As sugar mill owners and the establishment have, once again, locked their horns with cane growers emerging as the ultimate sufferers in this new power struggle.

The recently held annual general meeting of the Pakistan Sugar Mills Association (PSMA) in Lahore ended with the warning that new crushing would not be started until surplus stocks were either consumed or purchased by the government.

The PSMA has said that its members were holding more than 700,000 tons of sugar countrywide. The government on the other hand seems unconvinced and has refused to purchase more than 100,000 tons of sugar.

It has said that the millers were now united and were using blackmailing tactics. The federal minister for food, agriculture and livestock, in a recent press statement, has stated that the PSMA was presenting false figures of surplus stocks.

This is not happening for the first time as every year at the start of the crushing season millers deliberately delay crushing on one pretext or the other. This is done to force growers to sell their crop for less than the fixed price. Same is the situation this year, too.

If crushing is delayed, growers would have no other option but to sell the standing cane crop to exploitative middlemen for much less than the fixed price. It is not only the low price which is a challenge growers are facing for their produce.

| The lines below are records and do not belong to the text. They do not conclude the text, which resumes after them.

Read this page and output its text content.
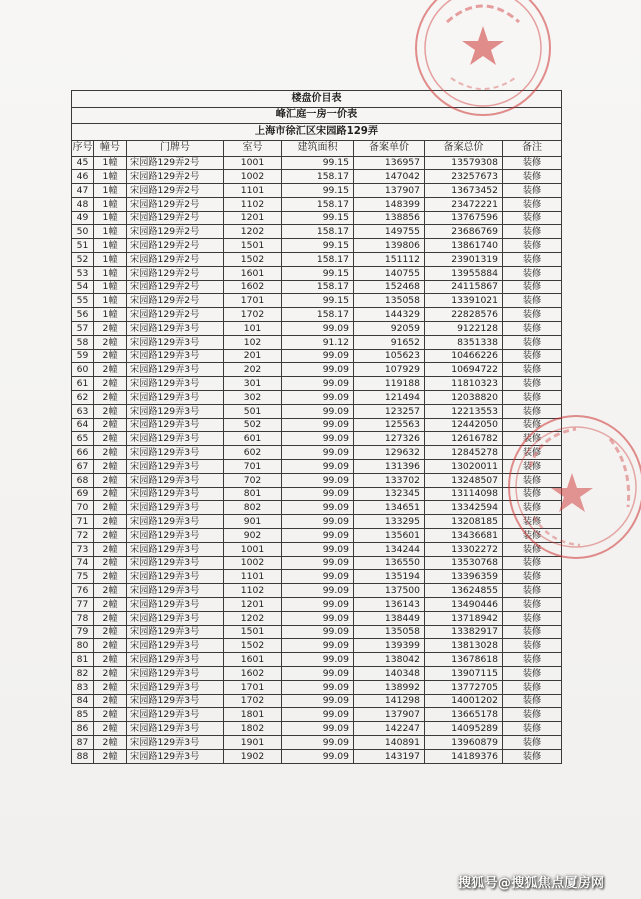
楼盘价目表							
峰汇庭一房一价表							
上海市徐汇区宋园路129弄							
序号	幢号	门牌号	室号	建筑面积	备案单价	备案总价	备注
45	1幢	宋园路129弄2号	1001	99.15	136957	13579308	装修
46	1幢	宋园路129弄2号	1002	158.17	147042	23257673	装修
47	1幢	宋园路129弄2号	1101	99.15	137907	13673452	装修
48	1幢	宋园路129弄2号	1102	158.17	148399	23472221	装修
49	1幢	宋园路129弄2号	1201	99.15	138856	13767596	装修
50	1幢	宋园路129弄2号	1202	158.17	149755	23686769	装修
51	1幢	宋园路129弄2号	1501	99.15	139806	13861740	装修
52	1幢	宋园路129弄2号	1502	158.17	151112	23901319	装修
53	1幢	宋园路129弄2号	1601	99.15	140755	13955884	装修
54	1幢	宋园路129弄2号	1602	158.17	152468	24115867	装修
55	1幢	宋园路129弄2号	1701	99.15	135058	13391021	装修
56	1幢	宋园路129弄2号	1702	158.17	144329	22828576	装修
57	2幢	宋园路129弄3号	101	99.09	92059	9122128	装修
58	2幢	宋园路129弄3号	102	91.12	91652	8351338	装修
59	2幢	宋园路129弄3号	201	99.09	105623	10466226	装修
60	2幢	宋园路129弄3号	202	99.09	107929	10694722	装修
61	2幢	宋园路129弄3号	301	99.09	119188	11810323	装修
62	2幢	宋园路129弄3号	302	99.09	121494	12038820	装修
63	2幢	宋园路129弄3号	501	99.09	123257	12213553	装修
64	2幢	宋园路129弄3号	502	99.09	125563	12442050	装修
65	2幢	宋园路129弄3号	601	99.09	127326	12616782	装修
66	2幢	宋园路129弄3号	602	99.09	129632	12845278	装修
67	2幢	宋园路129弄3号	701	99.09	131396	13020011	装修
68	2幢	宋园路129弄3号	702	99.09	133702	13248507	装修
69	2幢	宋园路129弄3号	801	99.09	132345	13114098	装修
70	2幢	宋园路129弄3号	802	99.09	134651	13342594	装修
71	2幢	宋园路129弄3号	901	99.09	133295	13208185	装修
72	2幢	宋园路129弄3号	902	99.09	135601	13436681	装修
73	2幢	宋园路129弄3号	1001	99.09	134244	13302272	装修
74	2幢	宋园路129弄3号	1002	99.09	136550	13530768	装修
75	2幢	宋园路129弄3号	1101	99.09	135194	13396359	装修
76	2幢	宋园路129弄3号	1102	99.09	137500	13624855	装修
77	2幢	宋园路129弄3号	1201	99.09	136143	13490446	装修
78	2幢	宋园路129弄3号	1202	99.09	138449	13718942	装修
79	2幢	宋园路129弄3号	1501	99.09	135058	13382917	装修
80	2幢	宋园路129弄3号	1502	99.09	139399	13813028	装修
81	2幢	宋园路129弄3号	1601	99.09	138042	13678618	装修
82	2幢	宋园路129弄3号	1602	99.09	140348	13907115	装修
83	2幢	宋园路129弄3号	1701	99.09	138992	13772705	装修
84	2幢	宋园路129弄3号	1702	99.09	141298	14001202	装修
85	2幢	宋园路129弄3号	1801	99.09	137907	13665178	装修
86	2幢	宋园路129弄3号	1802	99.09	142247	14095289	装修
87	2幢	宋园路129弄3号	1901	99.09	140891	13960879	装修
88	2幢	宋园路129弄3号	1902	99.09	143197	14189376	装修
搜狐号@搜狐焦点厦房网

With the wheat sowing season starting in the country, growers are unable to prepare their fields well in time for this equally important crop that is also a primary food staple. The powerful millers have been victimizing farmers through long delays in payments.

The delay in crushing is also a potential threat for self-sufficiency in wheat. If wheat is not sown in time over large cultivatable areas presently occupied by the cane crop, the fear is that the country may not be able to produce enough wheat required for yearly consumption.

While steps for the protection of sugar industry are necessary, the interests of cane farmers must also be kept in mind. One fails to understand what is stopping the government from devising a comprehensive strategy to end this fiasco, once for all.

This situation that emerges every year at the start of the rushing season is threatening the livelihood of minions of poor country men. A long term and balanced approach is urgently needed to develop sugar industry for the advantage of all the stakeholders i.e., industrialists growers and consumers.